Africa is advancing AI-driven disease modelling by aligning innovators, public-health leaders, and funders around decision-ready use cases.

At WHO Hub in Dakar (6-8 August 2025), the focus was turning promising AI methods into trustworthy tools for burden-of-disease estimation and infectious-disease surveillance, while lowering the barrier to modelling across low and middle income settings.

Led by WHO/AFRO and the Gates Foundation together with Africa CDC, national public-health institutes, leading universities, and technology partners, the convening prioritized practical, high-impact applications.

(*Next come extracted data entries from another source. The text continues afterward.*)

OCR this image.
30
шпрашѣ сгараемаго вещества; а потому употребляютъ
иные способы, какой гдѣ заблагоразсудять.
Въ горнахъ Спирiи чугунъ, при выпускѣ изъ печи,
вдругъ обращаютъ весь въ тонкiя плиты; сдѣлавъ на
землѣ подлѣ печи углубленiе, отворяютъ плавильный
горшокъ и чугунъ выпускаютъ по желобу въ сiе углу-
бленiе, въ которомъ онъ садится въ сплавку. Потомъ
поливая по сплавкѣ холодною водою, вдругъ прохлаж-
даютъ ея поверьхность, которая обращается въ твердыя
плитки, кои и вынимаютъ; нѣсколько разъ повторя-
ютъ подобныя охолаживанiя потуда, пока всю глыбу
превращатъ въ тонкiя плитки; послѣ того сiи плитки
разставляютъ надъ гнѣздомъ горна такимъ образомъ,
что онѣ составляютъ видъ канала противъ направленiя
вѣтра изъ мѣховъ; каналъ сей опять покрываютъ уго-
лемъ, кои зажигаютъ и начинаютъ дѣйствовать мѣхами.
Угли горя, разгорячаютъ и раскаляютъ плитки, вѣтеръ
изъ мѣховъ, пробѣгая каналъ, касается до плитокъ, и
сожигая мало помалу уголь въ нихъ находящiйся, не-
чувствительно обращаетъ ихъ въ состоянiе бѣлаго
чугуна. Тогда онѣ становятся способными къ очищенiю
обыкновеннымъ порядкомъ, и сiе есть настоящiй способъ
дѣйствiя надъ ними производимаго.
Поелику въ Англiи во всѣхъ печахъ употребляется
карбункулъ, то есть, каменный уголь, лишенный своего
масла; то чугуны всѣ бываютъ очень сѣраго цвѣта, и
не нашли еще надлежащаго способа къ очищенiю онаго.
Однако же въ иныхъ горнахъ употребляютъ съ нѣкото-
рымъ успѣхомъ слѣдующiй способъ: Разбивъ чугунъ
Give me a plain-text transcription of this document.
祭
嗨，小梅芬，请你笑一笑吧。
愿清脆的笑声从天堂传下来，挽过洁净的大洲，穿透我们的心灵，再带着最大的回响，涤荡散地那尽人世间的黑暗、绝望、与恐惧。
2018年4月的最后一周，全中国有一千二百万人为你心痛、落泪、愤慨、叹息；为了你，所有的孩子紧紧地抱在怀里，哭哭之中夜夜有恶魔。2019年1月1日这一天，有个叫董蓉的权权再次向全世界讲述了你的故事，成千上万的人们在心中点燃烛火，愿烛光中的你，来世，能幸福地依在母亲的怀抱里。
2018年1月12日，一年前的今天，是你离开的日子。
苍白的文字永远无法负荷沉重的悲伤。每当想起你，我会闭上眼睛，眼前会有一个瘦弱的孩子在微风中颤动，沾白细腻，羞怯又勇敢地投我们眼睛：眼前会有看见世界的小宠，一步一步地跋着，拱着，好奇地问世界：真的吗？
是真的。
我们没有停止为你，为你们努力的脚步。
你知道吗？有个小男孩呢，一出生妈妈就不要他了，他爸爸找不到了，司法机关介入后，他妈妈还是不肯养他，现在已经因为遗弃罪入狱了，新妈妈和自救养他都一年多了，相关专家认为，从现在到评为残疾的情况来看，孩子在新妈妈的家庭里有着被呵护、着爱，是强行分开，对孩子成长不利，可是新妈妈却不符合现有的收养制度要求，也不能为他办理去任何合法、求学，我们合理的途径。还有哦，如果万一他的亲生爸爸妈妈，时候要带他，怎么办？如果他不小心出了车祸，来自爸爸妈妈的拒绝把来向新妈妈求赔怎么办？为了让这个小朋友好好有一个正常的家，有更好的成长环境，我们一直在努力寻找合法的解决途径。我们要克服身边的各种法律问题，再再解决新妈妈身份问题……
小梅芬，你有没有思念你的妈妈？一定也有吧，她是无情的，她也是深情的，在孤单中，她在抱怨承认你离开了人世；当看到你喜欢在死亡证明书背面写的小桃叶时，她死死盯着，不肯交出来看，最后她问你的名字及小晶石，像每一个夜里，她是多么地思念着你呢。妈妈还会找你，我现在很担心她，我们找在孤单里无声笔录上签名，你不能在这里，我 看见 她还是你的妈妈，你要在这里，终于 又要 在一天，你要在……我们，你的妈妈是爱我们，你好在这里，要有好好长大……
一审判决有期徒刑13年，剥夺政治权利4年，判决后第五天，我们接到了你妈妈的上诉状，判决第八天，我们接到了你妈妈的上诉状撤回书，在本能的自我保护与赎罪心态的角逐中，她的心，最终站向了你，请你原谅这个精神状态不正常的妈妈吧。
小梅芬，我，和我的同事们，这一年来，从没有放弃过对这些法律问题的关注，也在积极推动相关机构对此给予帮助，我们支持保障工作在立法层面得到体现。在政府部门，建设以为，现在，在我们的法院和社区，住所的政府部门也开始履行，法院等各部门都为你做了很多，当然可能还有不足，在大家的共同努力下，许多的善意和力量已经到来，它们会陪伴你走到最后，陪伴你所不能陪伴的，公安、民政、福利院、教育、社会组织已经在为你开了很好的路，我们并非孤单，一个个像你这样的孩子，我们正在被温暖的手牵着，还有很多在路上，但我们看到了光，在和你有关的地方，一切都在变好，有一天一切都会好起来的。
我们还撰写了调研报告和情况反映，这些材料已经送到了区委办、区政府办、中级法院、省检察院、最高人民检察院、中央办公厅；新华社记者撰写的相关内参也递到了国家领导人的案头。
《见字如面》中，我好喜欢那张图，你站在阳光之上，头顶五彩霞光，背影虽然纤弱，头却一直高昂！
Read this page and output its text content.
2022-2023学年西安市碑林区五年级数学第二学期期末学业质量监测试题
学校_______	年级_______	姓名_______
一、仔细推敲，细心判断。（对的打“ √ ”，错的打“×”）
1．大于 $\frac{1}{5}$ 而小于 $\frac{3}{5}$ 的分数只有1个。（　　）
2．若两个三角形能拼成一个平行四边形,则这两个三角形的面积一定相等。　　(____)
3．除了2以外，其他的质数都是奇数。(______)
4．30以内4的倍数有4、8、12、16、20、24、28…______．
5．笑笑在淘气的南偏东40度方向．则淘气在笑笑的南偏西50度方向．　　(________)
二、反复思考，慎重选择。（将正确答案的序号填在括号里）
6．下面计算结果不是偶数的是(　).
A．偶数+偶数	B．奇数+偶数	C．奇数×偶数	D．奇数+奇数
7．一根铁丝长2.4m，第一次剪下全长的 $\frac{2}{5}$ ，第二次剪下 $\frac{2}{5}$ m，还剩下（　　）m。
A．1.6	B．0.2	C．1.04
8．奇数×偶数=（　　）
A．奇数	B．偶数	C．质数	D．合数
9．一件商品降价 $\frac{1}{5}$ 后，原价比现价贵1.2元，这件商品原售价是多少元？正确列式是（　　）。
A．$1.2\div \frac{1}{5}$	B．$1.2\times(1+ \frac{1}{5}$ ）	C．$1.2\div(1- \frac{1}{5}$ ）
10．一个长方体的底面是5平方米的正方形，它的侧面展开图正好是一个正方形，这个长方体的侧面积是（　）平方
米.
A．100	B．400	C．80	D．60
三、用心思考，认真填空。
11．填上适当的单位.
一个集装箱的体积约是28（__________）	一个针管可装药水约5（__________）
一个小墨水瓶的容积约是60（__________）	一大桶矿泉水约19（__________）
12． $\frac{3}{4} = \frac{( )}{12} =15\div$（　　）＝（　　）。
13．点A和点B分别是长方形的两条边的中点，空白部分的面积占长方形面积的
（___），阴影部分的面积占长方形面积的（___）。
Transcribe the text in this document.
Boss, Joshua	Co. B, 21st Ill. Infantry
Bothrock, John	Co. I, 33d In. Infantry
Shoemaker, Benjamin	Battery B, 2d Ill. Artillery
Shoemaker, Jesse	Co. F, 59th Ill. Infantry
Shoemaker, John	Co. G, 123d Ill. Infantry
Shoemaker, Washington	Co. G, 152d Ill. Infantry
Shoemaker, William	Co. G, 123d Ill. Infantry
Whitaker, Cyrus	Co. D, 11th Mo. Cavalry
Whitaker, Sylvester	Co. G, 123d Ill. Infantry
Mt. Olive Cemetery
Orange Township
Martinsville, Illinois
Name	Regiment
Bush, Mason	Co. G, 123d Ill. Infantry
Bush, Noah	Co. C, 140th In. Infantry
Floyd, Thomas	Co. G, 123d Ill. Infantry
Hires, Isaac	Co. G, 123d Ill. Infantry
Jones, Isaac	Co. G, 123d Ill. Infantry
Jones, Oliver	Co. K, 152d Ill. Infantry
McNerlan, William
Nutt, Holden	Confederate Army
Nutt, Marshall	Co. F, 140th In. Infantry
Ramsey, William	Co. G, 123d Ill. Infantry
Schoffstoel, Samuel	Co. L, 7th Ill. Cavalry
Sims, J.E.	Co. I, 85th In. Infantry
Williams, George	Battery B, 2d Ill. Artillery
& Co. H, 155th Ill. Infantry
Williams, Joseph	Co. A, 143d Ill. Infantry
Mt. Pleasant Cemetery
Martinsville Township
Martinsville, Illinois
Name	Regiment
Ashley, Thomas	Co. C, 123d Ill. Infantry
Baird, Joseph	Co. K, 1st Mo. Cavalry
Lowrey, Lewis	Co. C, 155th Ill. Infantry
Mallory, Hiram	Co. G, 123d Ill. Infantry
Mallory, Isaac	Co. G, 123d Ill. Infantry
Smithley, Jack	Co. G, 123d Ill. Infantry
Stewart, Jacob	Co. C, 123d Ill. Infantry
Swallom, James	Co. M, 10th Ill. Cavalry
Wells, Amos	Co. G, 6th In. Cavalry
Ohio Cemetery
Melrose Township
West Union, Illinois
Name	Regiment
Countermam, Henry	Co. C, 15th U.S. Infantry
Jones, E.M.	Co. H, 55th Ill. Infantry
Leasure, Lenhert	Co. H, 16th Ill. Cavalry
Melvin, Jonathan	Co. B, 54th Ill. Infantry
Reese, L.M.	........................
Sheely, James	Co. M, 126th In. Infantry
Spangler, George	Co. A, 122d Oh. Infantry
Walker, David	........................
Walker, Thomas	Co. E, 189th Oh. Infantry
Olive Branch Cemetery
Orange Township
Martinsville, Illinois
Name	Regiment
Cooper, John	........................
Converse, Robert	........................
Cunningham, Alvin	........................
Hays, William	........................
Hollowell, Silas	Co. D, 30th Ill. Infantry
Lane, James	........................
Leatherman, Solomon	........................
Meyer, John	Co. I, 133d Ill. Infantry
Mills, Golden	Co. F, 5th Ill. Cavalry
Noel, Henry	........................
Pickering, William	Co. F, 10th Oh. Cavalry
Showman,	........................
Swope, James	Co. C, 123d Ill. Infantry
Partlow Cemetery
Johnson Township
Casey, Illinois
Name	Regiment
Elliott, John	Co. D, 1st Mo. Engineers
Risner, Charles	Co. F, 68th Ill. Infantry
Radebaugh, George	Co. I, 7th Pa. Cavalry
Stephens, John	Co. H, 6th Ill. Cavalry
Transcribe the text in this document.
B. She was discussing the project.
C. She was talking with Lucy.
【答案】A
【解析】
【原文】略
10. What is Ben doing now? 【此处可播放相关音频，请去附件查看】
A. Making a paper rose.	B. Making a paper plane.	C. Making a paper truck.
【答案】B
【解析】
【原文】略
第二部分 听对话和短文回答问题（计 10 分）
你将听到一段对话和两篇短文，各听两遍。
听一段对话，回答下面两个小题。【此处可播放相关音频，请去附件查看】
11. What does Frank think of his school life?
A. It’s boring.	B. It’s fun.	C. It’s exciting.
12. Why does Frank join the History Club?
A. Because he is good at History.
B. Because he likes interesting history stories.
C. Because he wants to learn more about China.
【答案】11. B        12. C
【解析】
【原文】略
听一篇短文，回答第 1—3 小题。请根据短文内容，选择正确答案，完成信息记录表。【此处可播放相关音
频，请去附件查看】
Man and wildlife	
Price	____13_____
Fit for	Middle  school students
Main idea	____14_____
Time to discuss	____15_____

The University of Dar es Salaam (UDSM) DHIS2 Kab, represented by Simon Machera and Vincent Minde, contributed to use-case prioritization, co-design sprints, and integration discussions, alongside demonstrations such as Google’s cholera-modelling work and a funder’s panel aligning investment to needs.

The approach emphasized governance and ethics (including data sovereignity), standards-based and interoperable multi-source integration (genomics, epidemiological/clinical, and environmental data), and equitable partnerships to scale.

Agreed next steps include co-design with Google Research, advancing HIE interoperability evaluation with Africa CDC, establishing research links with Uganda collaborators, and a forthcoming closed Gates Foundation RFP for institutions engaged at Dakar.